And that brings us, finally, to the fourth of Churchland’s arguments, the argument from evolution. Here again we have an argument that is entirely without force, and the main reason should be obvious from what has just been said: Dualism is a metaphysical theory, not an empirical hypothesis, and thus it is not the sort of thing that could be refuted by empirical biological findings any more than by neuroscientific ones.

But there is more to be said. Churchland’s fourth argument is also question-begging. For whether Darwinian evolution – which is supposed to be a purely materialist theory – is in fact a complete explanation of human nature depends on whether human nature is entirely material. And of course, the dualist’s claim is precisely that human beings are not and cannot be purely material, in which case no purely materialist theory could possibly provide a complete explanation of human nature. Hence it is no good to merely to assert, as an argument against dualism, that Darwinism has already explained human nature in materialist terms. That simply assumes the falsity of dualism without proving it.

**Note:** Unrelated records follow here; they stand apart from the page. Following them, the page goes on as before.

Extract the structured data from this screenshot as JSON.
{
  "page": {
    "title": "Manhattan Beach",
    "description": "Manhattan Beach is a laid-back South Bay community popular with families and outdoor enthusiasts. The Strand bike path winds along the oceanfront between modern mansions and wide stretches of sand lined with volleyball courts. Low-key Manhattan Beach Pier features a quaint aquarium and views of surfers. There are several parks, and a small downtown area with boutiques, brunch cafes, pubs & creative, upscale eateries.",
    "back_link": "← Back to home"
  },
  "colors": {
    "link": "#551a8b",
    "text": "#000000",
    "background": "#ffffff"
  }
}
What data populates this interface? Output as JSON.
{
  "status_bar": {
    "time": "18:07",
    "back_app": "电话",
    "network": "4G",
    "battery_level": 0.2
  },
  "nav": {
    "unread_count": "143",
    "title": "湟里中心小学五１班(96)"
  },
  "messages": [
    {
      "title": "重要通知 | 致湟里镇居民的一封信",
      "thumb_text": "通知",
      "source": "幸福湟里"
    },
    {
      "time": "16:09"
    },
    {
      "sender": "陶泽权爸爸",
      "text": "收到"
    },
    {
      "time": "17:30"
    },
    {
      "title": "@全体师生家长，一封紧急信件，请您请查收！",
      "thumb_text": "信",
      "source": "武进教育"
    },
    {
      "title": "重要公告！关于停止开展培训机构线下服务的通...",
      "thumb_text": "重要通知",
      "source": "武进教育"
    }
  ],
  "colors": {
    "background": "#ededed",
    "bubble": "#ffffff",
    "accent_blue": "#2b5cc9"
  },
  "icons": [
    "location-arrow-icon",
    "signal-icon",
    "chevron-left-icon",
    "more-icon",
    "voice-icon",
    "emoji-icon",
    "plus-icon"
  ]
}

Nor is it any good to stamp one’s feet and insist that if Darwinism entails materialism, then we had all better be materialists. Because here’s a newsflash: If Darwinism entailed that 2 + 2 = 5, what that would show is, not that 2 + 2 = 5, but that Darwinism is false, or at least needs to be seriously modified. Similarly, if Darwinism really does entail materialism, but the arguments of an Aquinas, a Descartes, or a James Ross show that materialism is false, then so much the worse for Darwinism. It had better adapt itself to the metaphysical facts, or be selected out. Like so many other naturalists, Churchland waves the “evolution” talisman as if it sufficed to shut off all debate, assuring us that in light of Darwinism we “are creatures of matter” and “should learn to live with that fact.” But this is sheer, question-begging bluff, not serious philosophical argument.

We have seen, then, over the course of these three posts, that Churchland’s treatment of dualism in Matter and Consciousness, though purporting to be a balanced summary, is in fact almost completely worthless both as a guide to what dualists have actually said and as a critique of dualism. And this is a textbook! And a widely used one, which has long been in print – it was one of the books I was taught out of as an undergraduate, and (I am ashamed to say) as a teacher I once used it myself. It took me many years to see just how bad it is. Most students who have read it probably have no idea, and never will.

But that’s how bad ideas spread: By ignorance and intellectual dishonesty smugly masquerading as expertise. Here, as with the debate over theism, the naturalistic skeptic can maintain the illusion of rational superiority only to the extent that he and his readers remain ignorant of what the great thinkers of the past have actually said. For to paraphrase Cardinal Newman, to be deep in history is to cease to be a naturalist.

24 comments:

  1. Two things that puzzle me. Churchland says "we are creatures of matter" and "we should learn to live with that fact". But isn't there (and I could be wrong on this) a pretty lively debate on just what "matter" itself really is?

    And how would the argument from evolution ever get off the ground in this context? By that I mean, "purely material mechanisms" from a "purely material starting point" - putting aside the above question, how can it ever be reasonably inferred by science alone that evolution proceeded in such a way? It seems that both evolution can be true yet 'immaterial / non-physical / dualistic' entities could still exist. Especially given that Churchland wrongly sees dualism as positing some kind of other "stuff" - why would such "stuff" resist development with or involvement in evolution?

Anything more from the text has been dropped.